The European Central Bank said Wednesday that volatility in the money markets has increased and it is prepared to “act accordingly,” a sign that it could lower its benchmark interest rate. The bank did not explain why it issued the statement, a surprise that caught markets off-guard on the eve of a meeting at which its top policymakers are expected to review rates. A few weeks ago, analysts said the bank could raise it benchmark rate from 4 percent but that view had changed more recently with most betting it would hold rates steady.

Mortgage insurer drops takeover bid

Mortgage insurer MGIC Investment Corp. abandoned its $5 billion bid to buy rival Radian Group Inc. on Wednesday, saying it was in each other’s best interest. Radian had vowed to see the deal through in August. But chief executive S.A. Ibrahim said on Wednesday he didn’t want to fight and needed to weather “an industrywide scramble to survive.”

Palm dumps derided Foleo

Palm Inc. has canceled plans to release a laptop-like gadget that was supposed to serve as a smart-phone companion, months after the product was announced and ridiculed by analysts. The Foleo, which had been slated to ship this summer, looked like a small notebook PC with a 10-inch screen, full-sized keyboard and Bluetooth and Wi-Fi capabilities. It ran on a version of the Linux operating system and did not have a hard drive. Analysts dissed the Foleo, questioning why consumers would want to carry yet another device.

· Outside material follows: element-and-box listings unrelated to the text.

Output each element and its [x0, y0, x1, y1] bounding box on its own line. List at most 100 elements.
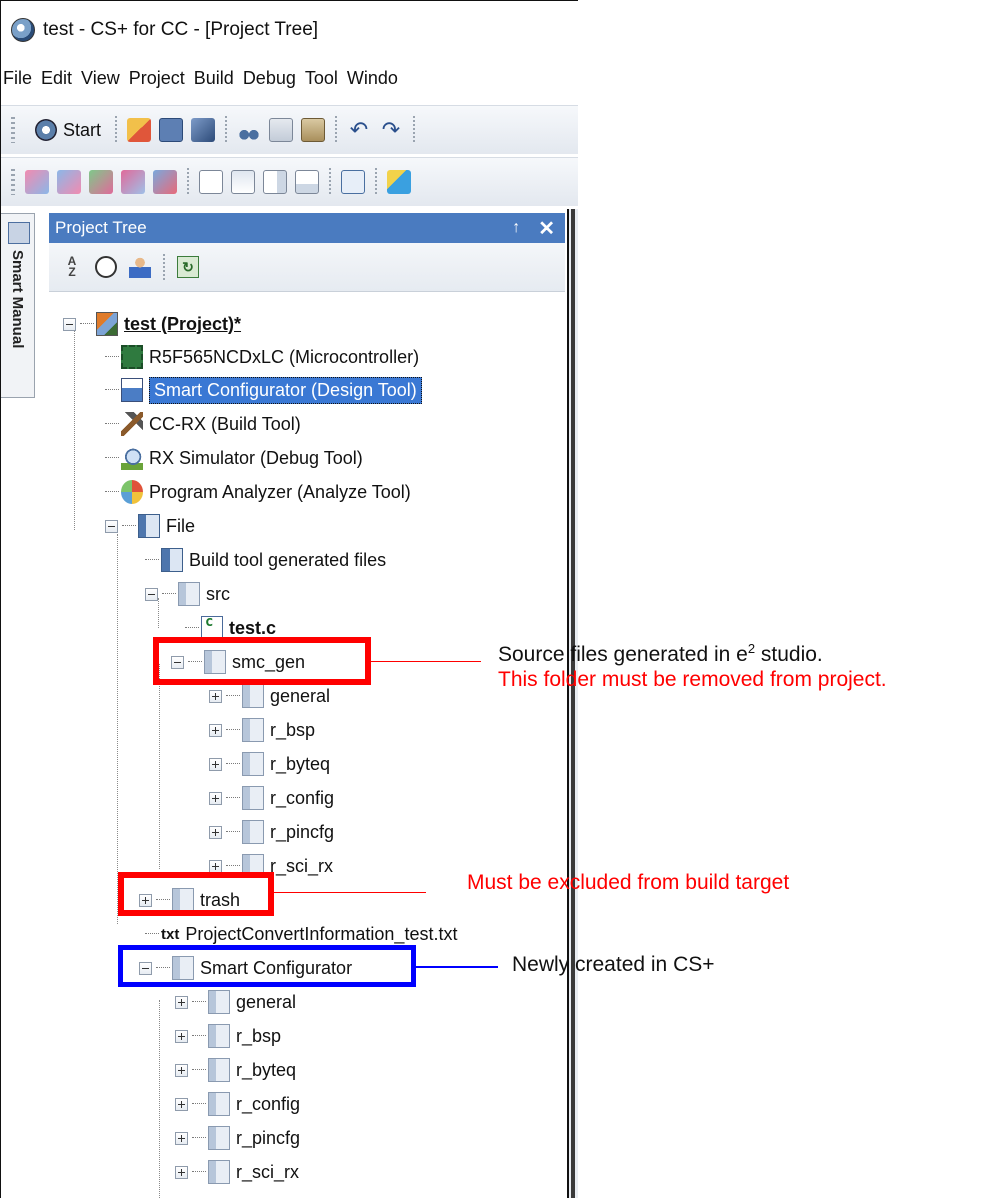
tree-item-smart-configurator-tool[interactable]: Smart Configurator (Design Tool)	[105, 374, 422, 406]
clock-icon[interactable]	[95, 256, 117, 278]
debug-tool-icon-3[interactable]	[89, 170, 113, 194]
simulator-icon	[121, 446, 143, 470]
folder-icon	[178, 582, 200, 606]
tree-item-smc-r-byteq[interactable]: r_byteq	[209, 748, 330, 780]
smart-manual-label: Smart Manual	[9, 250, 26, 349]
folder-icon	[242, 820, 264, 844]
debug-tool-icon-5[interactable]	[153, 170, 177, 194]
window-icon-5[interactable]	[341, 170, 365, 194]
folder-icon	[242, 752, 264, 776]
tree-item-src[interactable]: src	[145, 578, 230, 610]
toolbar-grip[interactable]	[11, 117, 15, 143]
folder-label: general	[270, 685, 331, 706]
menu-debug[interactable]: Debug	[243, 68, 296, 89]
folder-label: r_pincfg	[236, 1127, 301, 1148]
window-icon-4[interactable]	[295, 170, 319, 194]
folder-icon	[242, 786, 264, 810]
pin-icon[interactable]: ↑	[512, 219, 520, 237]
cut-icon[interactable]	[237, 118, 262, 142]
tree-item-smc-r-config[interactable]: r_config	[209, 782, 334, 814]
save-icon[interactable]	[159, 118, 184, 142]
menu-edit[interactable]: Edit	[41, 68, 72, 89]
menu-view[interactable]: View	[81, 68, 120, 89]
src-label: src	[206, 583, 230, 604]
microcontroller-icon	[121, 345, 143, 369]
tree-item-build-tool[interactable]: CC-RX (Build Tool)	[105, 408, 301, 440]
expand-icon[interactable]	[209, 825, 222, 839]
close-icon[interactable]: ✕	[538, 216, 555, 241]
trash-note: Must be excluded from build target	[467, 871, 790, 894]
folder-icon	[208, 1126, 230, 1150]
open-icon[interactable]	[127, 118, 152, 142]
menu-window[interactable]: Windo	[347, 68, 398, 89]
hammer-icon	[121, 412, 143, 436]
trash-callout-line	[274, 892, 426, 893]
expand-icon[interactable]	[209, 689, 222, 703]
tree-item-smc-r-pincfg[interactable]: r_pincfg	[209, 816, 334, 848]
expand-icon[interactable]	[209, 723, 222, 737]
debug-tool-icon-4[interactable]	[121, 170, 145, 194]
window-icon-3[interactable]	[263, 170, 287, 194]
toolbar-grip[interactable]	[11, 169, 15, 195]
tree-item-sc-r-sci-rx[interactable]: r_sci_rx	[175, 1156, 299, 1188]
tree-item-sc-r-byteq[interactable]: r_byteq	[175, 1054, 296, 1086]
tree-item-microcontroller[interactable]: R5F565NCDxLC (Microcontroller)	[105, 341, 419, 373]
tree-item-file[interactable]: File	[105, 510, 195, 542]
expand-icon[interactable]	[175, 995, 188, 1009]
toolbar-separator	[115, 116, 118, 144]
folder-label: r_bsp	[270, 719, 316, 740]
start-button[interactable]: Start	[27, 115, 109, 145]
expand-icon[interactable]	[175, 1131, 188, 1145]
expand-icon[interactable]	[175, 1063, 188, 1077]
smc-gen-note: Source files generated in e2 studio.	[498, 641, 823, 666]
collapse-icon[interactable]	[145, 587, 158, 601]
folder-label: r_pincfg	[270, 821, 335, 842]
folder-label: r_sci_rx	[270, 855, 334, 876]
expand-icon[interactable]	[209, 791, 222, 805]
menu-project[interactable]: Project	[129, 68, 185, 89]
menu-file[interactable]: File	[3, 68, 32, 89]
copy-icon[interactable]	[269, 118, 294, 142]
tree-item-sc-r-config[interactable]: r_config	[175, 1088, 300, 1120]
expand-icon[interactable]	[209, 859, 222, 873]
window-icon-1[interactable]	[199, 170, 223, 194]
redo-icon[interactable]: ↷	[379, 118, 403, 142]
collapse-icon[interactable]	[105, 519, 118, 533]
expand-icon[interactable]	[175, 1029, 188, 1043]
tree-item-project[interactable]: test (Project)*	[63, 308, 241, 340]
expand-icon[interactable]	[209, 757, 222, 771]
tree-item-build-generated[interactable]: Build tool generated files	[145, 544, 386, 576]
tree-item-debug-tool[interactable]: RX Simulator (Debug Tool)	[105, 442, 363, 474]
sort-icon[interactable]: AZ	[61, 255, 83, 278]
tree-item-sc-r-bsp[interactable]: r_bsp	[175, 1020, 281, 1052]
expand-icon[interactable]	[175, 1165, 188, 1179]
tree-item-smc-r-bsp[interactable]: r_bsp	[209, 714, 315, 746]
toolbar-separator	[375, 168, 377, 196]
refresh-icon[interactable]: ↻	[177, 256, 199, 278]
toolbar-separator	[329, 168, 331, 196]
highlight-icon[interactable]	[387, 170, 411, 194]
smart-configurator-highlight	[118, 945, 416, 987]
smart-manual-tab[interactable]: Smart Manual	[1, 213, 35, 398]
book-icon	[8, 222, 30, 244]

Lawyers allege BP caused explosion

The deadly explosion at BP PLC’s Texas City, Texas, plant was a result of unsafe working conditions caused by the oil giant’s appetite for profits, an attorney for four workers said Wednesday in a trial stemming from the 2005 accident. An attorney for BP told jurors that the oil company didn’t knowingly put workers at risk. The March 23, 2005, explosion killed 15 workers and injured more than 170 others. Lawyers allege BP ignored routine maintenance, overworked employees and failed to install safer equipment.